I’d like to have a few words with you today about the value of friends. And I don’t just mean how much money you can borrow from them. My friends have more than once straightened me out about music. Today I’d like to tell you about my friend Donald and the gift he gave me: Talking Heads.

Donald was a great guy, but there was this one thing about him. He was weird. He was bookish and hyper-intellectual, a guy who, in 1983, when this story begins, listened to King Crimson, Yes, Neil Young at his most cheerful (“Cortez the Killer”), and contemporary classical – a subgenre of classical music that most people avoid because it makes their teeth fall out. One of Donald’s heroes was Béla Bartók. Have you ever spent any time with Béla Bartók? You can easily reproduce Bartók’s most renowned music by cranking up an orchestra inside a revolving cement mixer. However, I once heard something melodious by this man. I was eager to tell Don about it:

Run-DMSteve: I heard something I liked by Bartók!
Donald: What was it?
Run-DMSteve: It was called “Hungarian Sketches.”
Donald: That’s wimpy Bartók!

Everyone is trying/to get to the bar
The name of the bar/the bar is called Heaven
And you thought I was a snob. Later Donald was sorry that he didn’t encourage rather than disparage me. Let me add right here that in addition to the millions of books he’d read and songs he’d listened to, most of which I wouldn’t touch on a bet, Don was one of the best defensive centerfielders I’d ever seen. He could chase down fly balls that were barely in the same area code.

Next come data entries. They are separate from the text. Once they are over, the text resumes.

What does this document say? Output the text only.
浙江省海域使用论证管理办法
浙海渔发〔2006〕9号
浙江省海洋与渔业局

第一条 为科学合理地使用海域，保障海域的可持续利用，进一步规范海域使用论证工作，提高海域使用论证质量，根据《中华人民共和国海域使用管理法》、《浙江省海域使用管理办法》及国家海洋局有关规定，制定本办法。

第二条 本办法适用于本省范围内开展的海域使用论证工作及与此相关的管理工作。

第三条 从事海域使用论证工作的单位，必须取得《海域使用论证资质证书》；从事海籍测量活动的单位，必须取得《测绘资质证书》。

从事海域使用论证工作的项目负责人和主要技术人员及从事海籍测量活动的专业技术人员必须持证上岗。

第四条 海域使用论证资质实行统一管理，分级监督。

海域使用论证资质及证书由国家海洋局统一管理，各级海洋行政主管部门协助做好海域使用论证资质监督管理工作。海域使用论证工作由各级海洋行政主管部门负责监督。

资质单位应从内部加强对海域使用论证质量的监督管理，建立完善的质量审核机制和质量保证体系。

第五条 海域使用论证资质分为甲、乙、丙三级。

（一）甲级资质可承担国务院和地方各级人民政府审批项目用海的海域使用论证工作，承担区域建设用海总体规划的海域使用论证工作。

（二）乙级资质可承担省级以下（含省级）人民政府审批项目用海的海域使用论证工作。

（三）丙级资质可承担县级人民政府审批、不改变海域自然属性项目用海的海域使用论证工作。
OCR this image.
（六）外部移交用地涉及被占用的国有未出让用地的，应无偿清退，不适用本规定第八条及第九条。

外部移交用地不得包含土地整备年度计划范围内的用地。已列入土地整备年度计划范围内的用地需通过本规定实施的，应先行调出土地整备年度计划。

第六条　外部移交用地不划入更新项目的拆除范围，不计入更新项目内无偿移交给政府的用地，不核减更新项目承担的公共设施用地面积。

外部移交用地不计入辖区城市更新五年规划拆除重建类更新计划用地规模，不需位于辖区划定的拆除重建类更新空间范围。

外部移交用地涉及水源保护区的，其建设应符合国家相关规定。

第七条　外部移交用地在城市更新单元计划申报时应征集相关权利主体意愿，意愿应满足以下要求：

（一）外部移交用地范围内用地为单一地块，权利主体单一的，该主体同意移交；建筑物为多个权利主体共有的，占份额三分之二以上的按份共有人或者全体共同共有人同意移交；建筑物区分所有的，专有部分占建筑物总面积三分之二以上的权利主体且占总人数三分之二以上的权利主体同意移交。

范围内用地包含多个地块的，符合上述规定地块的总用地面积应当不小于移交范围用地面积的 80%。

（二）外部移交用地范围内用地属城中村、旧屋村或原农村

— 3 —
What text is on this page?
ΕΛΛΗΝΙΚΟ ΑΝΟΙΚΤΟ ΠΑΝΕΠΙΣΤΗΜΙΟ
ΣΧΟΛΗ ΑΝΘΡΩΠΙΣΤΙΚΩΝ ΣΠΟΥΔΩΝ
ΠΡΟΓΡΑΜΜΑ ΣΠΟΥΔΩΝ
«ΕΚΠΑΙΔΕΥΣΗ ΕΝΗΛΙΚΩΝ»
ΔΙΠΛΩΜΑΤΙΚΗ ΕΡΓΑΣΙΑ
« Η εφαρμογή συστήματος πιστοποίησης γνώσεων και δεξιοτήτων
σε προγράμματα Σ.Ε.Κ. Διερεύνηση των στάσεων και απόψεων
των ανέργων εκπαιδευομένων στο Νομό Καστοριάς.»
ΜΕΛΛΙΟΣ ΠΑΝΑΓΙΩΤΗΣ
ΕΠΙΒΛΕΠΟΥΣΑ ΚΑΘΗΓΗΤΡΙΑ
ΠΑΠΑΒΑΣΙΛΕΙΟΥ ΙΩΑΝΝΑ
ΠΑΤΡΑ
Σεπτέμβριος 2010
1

Don was the person who made me a fan of Talking Heads. Until I met him, I hadn’t thought much about this band, except to turn their songs off when they came on the radio. When I heard Talking Heads on commercial radio in the late ’70s and early ’80s, I didn’t hear much I cared for: The insipid “Love Has Come to Town,” for example, and the incomprehensible “Psycho Killer.” In fact I mainly knew “Psycho Killer” from the parody by The Fools, “Psycho Chicken”: “I plucked him once/why pluck him again?”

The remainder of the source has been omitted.